Calcul multiprécision

Présentation du problème

Dans le cours d'algorithmique de première année, nous avons étudié le modèle de donnée nombre et nous avons vu que la représentation des nombres en machine posait certains problèmes, taille limitée, précision des calculs, etc.

On cherche dans ce chapitre à dépasser la limitation physique imposée par les processeurs qui ne permettent de réaliser des calculs arithmétiques que sur des entiers (ou des flottants) dont la taille ne dépasse pas celle d'un registre machine, soit 64 bits pour la plupart des machines modernes. Nous nous limiterons aux quatre opérations arithmétiques +, −, × et / sur les entiers relatifs pour ne pas compliquer inutilement le propos.

Quelle est l'entier naturel le plus grand que l'on peut représenter sur une machine 64 bits ? Quelle est la condition sur les tailles de deux entiers \(a\) et \(b\) pour lesquelles on peut réaliser l'opération de multiplication \(a* b\) en machine  ?
À l'aide de la formule de Stirling, donnez un encadrement du nombre de chiffres nécessaires pour représenter la factorielle \(n!\) d'un entier naturel \(n\) en base \(2\).

Pour dépasser la limitation des registres en machine, on représente un nombre entier à l'aide de la liste de ses chiffres. Comme nous lisons (occidentaux) de la gauche vers la droite, il est naturel de placer le chiffre le plus significatif à gauche et le moins significatif à droite afin de pouvoir estimer rapidement la magnitude du nombre avant même d'en terminer la lecture. Il est donc tentant de calquer cette représentation dans la liste, mais en plaçant les chiffres dans la liste du moins significatif au plus significatif, et en indexant la liste à partir de 0, l'index fournit la puissance de la base associée ce qui facilite l'écriture des algorithmes. Ainsi le nombre \(N=3014\) en base 10 est représenté par la liste \[L=[4,1,0,3]\] et on a par définition \[N=\sum_{i=0}^3L[{\color{yellow}i}]10^{\color{yellow}i}.\] Avec cette représentation, les nombres ne sont limités en taille que par l'espace mémoire disponible dans la machine et il est très facile de coder un entier de plusieurs milliers de chiffres. C'est de cette manière que certains langages de programmation, comme Python, permet d'effectuer des calculs sur des entiers arbitrairement grands.

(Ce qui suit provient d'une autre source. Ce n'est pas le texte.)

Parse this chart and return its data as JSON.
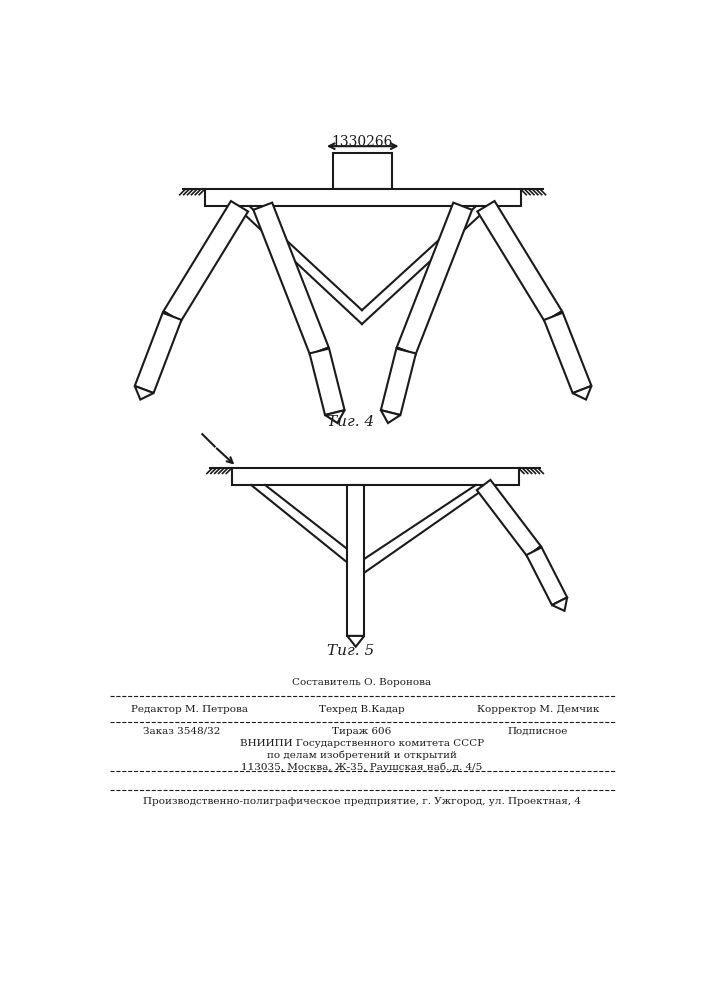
{
  "title": "1330266",
  "fig4_label": "Τиг. 4",
  "fig5_label": "Τиг. 5",
  "footer_line1": "Составитель О. Воронова",
  "footer_line2a": "Редактор М. Петрова",
  "footer_line2b": "Техред В.Кадар",
  "footer_line2c": "Корректор М. Демчик",
  "footer_line3a": "Заказ 3548/32",
  "footer_line3b": "Тираж 606",
  "footer_line3c": "Подписное",
  "footer_line4": "ВНИИПИ Государственного комитета СССР",
  "footer_line5": "по делам изобретений и открытий",
  "footer_line6": "113035, Москва, Ж-35, Раушская наб.,д. 4/5",
  "footer_line7": "Производственно-полиграфическое предприятие, г. Ужгород, ул. Проектная, 4",
  "bg_color": "#ffffff",
  "line_color": "#1a1a1a",
  "line_width": 1.5
}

Pour effectuer une addition, nous allons tout simplement appliquer l'algorithme étudié au primaire. Si \(A\) et \(B\) désignent les deux nombres représentés par un tableau, on additionne les chiffres des deux tableaux terme-à-terme dans l'ordre croissant des indices en propageant une retenue si la somme est supérieure ou égale à la base \(b\). La table ci-dessous traite l'addition des deux entiers \(4.521.078+294.383.493\) comme nous l'avons apprise, la progression du calcul se faisant de la droite vers la gauche de la table, donc en partant des chiffres des unités :

indice 9 8 7 6 5 4 3 2 1 0
retenue 1 1 1
A 4 5 2 1 0 7 8
B 2 9 4 3 8 3 4 9 3
A + B 2 9 8 9 0 4 5 7 1
Addition des deux entiers 4.521.078 et 294.383.493 en base 10.

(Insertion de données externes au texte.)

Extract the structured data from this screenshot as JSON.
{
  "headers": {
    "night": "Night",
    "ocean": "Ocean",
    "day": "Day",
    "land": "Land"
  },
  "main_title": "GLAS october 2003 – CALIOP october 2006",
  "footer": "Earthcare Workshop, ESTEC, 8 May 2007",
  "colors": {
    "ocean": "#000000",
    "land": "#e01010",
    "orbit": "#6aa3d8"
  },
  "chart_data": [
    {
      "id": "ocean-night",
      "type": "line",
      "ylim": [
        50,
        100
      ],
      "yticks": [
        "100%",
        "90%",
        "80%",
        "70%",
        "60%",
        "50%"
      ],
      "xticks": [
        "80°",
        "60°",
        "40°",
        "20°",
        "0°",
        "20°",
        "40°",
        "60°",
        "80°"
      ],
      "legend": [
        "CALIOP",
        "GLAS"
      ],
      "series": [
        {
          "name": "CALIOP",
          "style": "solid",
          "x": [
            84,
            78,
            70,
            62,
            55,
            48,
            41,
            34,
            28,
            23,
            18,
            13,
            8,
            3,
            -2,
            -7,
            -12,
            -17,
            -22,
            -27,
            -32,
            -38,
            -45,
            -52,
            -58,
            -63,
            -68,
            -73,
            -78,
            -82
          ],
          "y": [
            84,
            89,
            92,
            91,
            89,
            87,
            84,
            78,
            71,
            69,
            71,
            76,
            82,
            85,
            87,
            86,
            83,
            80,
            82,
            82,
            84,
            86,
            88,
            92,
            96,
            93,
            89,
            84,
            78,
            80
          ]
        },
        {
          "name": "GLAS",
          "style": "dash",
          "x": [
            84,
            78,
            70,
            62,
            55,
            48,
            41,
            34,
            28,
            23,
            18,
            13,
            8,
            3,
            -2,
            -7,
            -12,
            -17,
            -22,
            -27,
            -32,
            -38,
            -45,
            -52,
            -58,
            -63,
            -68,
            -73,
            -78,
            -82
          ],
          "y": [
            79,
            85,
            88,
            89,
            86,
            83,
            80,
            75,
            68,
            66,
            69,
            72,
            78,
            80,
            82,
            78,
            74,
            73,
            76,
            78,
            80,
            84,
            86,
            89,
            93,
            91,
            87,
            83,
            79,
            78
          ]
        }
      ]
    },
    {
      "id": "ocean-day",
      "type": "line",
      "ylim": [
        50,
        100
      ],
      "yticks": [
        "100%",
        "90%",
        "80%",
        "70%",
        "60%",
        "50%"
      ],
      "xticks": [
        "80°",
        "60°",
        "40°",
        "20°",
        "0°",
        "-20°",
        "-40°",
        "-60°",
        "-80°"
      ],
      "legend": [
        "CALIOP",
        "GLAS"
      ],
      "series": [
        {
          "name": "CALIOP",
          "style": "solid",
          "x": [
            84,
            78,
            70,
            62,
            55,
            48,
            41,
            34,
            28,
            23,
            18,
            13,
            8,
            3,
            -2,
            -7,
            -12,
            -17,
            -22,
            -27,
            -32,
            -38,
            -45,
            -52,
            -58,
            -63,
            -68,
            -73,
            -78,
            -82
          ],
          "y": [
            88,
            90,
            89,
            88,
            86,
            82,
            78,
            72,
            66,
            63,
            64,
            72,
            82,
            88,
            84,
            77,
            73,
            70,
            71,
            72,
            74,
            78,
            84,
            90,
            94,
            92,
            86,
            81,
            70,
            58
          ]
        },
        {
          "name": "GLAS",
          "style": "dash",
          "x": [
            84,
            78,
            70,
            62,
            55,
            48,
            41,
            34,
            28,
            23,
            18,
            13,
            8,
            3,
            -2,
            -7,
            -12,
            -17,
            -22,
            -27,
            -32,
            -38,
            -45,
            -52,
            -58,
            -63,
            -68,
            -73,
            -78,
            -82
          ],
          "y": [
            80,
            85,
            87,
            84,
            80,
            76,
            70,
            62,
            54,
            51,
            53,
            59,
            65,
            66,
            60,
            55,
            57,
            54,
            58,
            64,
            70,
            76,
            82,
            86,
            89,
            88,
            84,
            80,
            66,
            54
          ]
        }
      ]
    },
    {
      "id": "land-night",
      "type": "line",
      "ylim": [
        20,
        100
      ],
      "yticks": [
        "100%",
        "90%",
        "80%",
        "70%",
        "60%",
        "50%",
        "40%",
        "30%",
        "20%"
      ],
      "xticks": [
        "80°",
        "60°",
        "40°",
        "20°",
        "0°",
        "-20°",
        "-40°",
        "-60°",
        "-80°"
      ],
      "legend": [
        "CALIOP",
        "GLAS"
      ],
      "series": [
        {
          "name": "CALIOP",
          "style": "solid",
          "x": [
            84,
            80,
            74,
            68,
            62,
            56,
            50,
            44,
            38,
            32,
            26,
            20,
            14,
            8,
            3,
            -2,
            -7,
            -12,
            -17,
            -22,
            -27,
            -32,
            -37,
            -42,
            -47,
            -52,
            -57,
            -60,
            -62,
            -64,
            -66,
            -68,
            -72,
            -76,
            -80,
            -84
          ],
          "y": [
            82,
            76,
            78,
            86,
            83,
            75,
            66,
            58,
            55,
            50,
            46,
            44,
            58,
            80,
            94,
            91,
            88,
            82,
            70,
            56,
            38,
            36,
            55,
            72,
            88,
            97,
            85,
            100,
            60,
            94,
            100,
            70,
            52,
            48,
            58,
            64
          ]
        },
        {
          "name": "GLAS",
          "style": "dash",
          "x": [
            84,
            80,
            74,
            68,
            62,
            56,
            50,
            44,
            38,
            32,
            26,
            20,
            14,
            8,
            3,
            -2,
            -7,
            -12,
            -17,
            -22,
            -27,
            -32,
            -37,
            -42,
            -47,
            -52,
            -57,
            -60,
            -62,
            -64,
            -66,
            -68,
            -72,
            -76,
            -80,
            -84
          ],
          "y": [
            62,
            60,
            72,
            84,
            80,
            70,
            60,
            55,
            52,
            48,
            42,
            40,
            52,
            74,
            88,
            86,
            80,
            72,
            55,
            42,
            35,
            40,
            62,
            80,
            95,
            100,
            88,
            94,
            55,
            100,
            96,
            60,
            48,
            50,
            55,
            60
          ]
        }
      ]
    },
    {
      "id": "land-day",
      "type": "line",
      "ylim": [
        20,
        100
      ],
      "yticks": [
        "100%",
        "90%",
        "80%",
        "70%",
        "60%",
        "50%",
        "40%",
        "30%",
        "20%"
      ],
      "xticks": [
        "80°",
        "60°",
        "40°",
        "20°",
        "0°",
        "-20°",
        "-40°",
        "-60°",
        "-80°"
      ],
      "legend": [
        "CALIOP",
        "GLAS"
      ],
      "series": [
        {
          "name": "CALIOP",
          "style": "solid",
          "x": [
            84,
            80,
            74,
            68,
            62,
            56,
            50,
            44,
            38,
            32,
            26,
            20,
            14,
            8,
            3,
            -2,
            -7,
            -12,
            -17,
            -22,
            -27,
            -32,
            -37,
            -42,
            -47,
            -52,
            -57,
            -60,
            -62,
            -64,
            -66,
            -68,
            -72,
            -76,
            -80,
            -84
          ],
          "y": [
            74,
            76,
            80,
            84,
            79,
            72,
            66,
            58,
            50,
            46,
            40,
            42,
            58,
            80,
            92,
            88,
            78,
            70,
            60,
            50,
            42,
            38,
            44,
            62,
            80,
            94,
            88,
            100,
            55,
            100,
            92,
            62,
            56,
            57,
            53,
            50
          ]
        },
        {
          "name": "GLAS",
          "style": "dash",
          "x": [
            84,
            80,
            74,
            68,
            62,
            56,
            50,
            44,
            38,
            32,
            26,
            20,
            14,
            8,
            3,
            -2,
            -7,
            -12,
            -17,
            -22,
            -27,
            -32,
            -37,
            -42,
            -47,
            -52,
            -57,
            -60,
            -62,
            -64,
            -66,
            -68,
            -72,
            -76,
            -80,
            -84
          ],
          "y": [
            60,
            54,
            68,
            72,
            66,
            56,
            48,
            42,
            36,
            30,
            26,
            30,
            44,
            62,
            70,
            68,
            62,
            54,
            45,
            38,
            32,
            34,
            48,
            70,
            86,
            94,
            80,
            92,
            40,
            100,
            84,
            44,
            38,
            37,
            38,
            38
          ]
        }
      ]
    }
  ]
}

L'algorithme s'en déduit sans grandes difficultés, il faut en particulier prendre garde aux dé­bor­de­ments de tableaux, leurs tailles ne sont pas nécessairement égales. Dans cette solution, on échange si nécessaire le rôle des tableaux \(A\) et \(B\) de manière à ce que le plus petit détermine la butée de la première boucle. Il ne reste plus ensuite qu'à propager l'éventuelle retenue sur les chiffres qui reste dans le nombre le plus long (boucle à la ligne #25).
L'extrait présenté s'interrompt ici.